Various Claimants v WM Morrisons Supermarket PLC

Can a business be held vicariously liable for the actions of an employee who deliberately breaches its data protection policies and data protection law?

The background

In 2013 Andrew Skelton leaked the payroll data of almost 100,000 Morrisons employees.  Mr Skelton retained a copy of the payroll master file without his employer’s knowledge and posted the information to a file-sharing website. 

5,518 affected employees brought claims for compensation.  They alleged that Morrisons had breached their duties under the Data Protection Act 1998 (DPA) and were liable for the common law torts of misuse of private information and breach of confidence. 

The court at first instance found that Morrisons had taken appropriate technical and organisational measures to safeguard personal data. It held that the business had not breached its duties under the DPA, but that it was vicariously liable for misuse of private information and breach of confidence by Mr Skelton.

Morrisons appealed the second issue to the Court of Appeal.

The decision

The Court of Appeal rejected Morrisons’ arguments.  Their reasoning affirmed the conclusions reached by Langstaff J in the High Court.  The key points in the judgment were as follows:

• the DPA does not exclude vicarious liability for misuse of information or breach of confidence.Whilst the provisions of the DPA only require that reasonable measures are taken to protect personal data, strict liability is still possible under the common law.Parliament would have made it clear in the statute if they intended to exclude this type of liability
• Morrisons was vicariously liable for Mr Skelton’s actions.His malicious intentions when leaking the information did not prevent this from being made out.The court agreed with Langstaff J’s opinion that the incident occurred through an unbroken chain of events.

The Court of Appeal refused Morrisons permission to appeal.  However, Morrisons have indicated that they will attempt to take their case to the Supreme Court. 

Why is this important?

Even if businesses commit considerable resources to ensuring data compliance, they can still be held liable for the actions of a rogue or careless employee.  The costs involved in defending group litigation can be enormous.  Businesses should actively consider taking steps to minimise the risk of such incidents and limit their exposure. 

Any practical tips?

The Court of Appeal referred to the role of cyber insurance in their judgment.  Those concerned about the potential impact of a data breach should review their insurance policies.  Businesses should check that they have suitable coverage in terms of the heads of losses and the liability for individual and aggregate claims.  Having said this, it must be questioned as to how far insurance cover could extend to the potentially enormous (terminal?) liability created by class actions for data breach.

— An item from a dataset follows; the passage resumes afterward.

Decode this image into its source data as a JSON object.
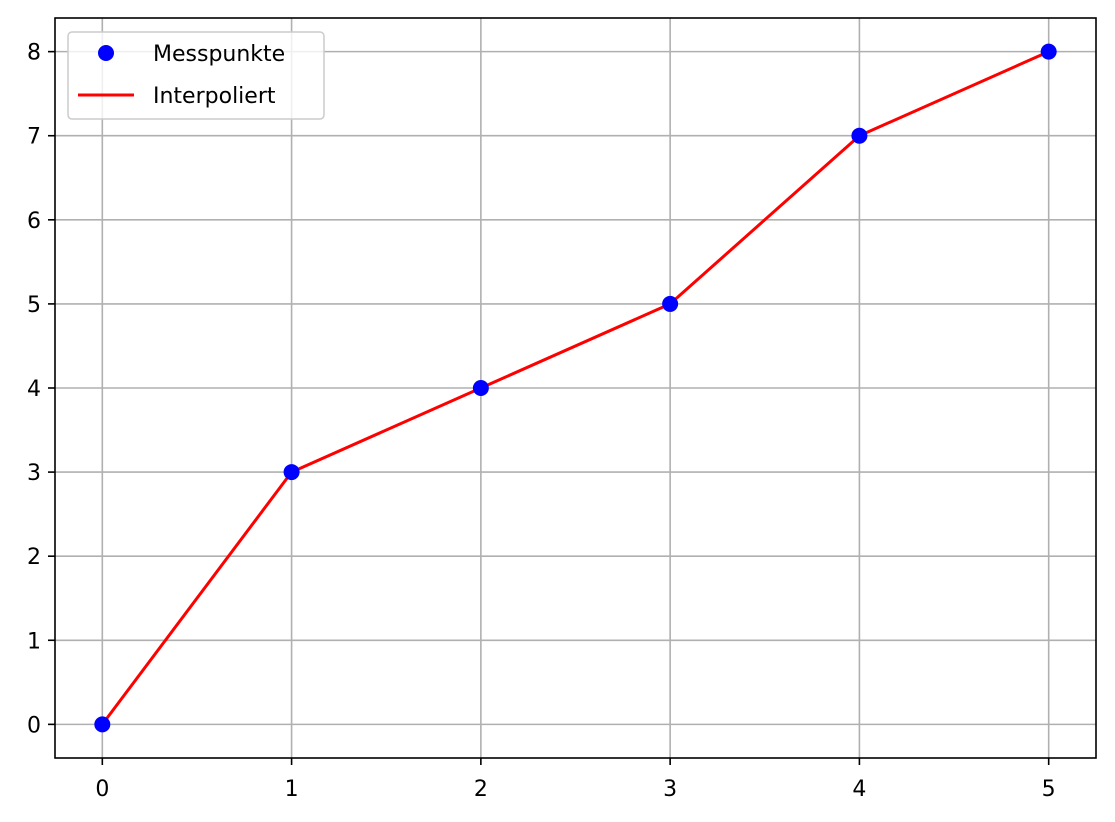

Another step that concerned parties can take is to ensure that they have access to a consolidated breach response service (like RPC’s ReSecure).  Following a breach, response services can provide relevant professional support from forensic IT experts and specialist lawyers, and limit the consequences of a breach. These services are offered as a benefit of some cyber insurance policies.

In terms of prevention strategies, IT policies can be designed to restrict the use of USBs and personal email addresses (which are often culprits in data breaches).  IT teams can also monitor for breaches of IT policy and look into potentially suspicious activity.  There is software available on the market which allows IT teams to identify spikes in data retrieval.

In short, no stone should be left unturned in the quest to limit the risks of a severe data breach.  The consequences of a class action include the possibility of astronomical aggregate damages claims (not even counting GDPR-level fines).  These could be enough to sink almost any business, however strong their balance sheet.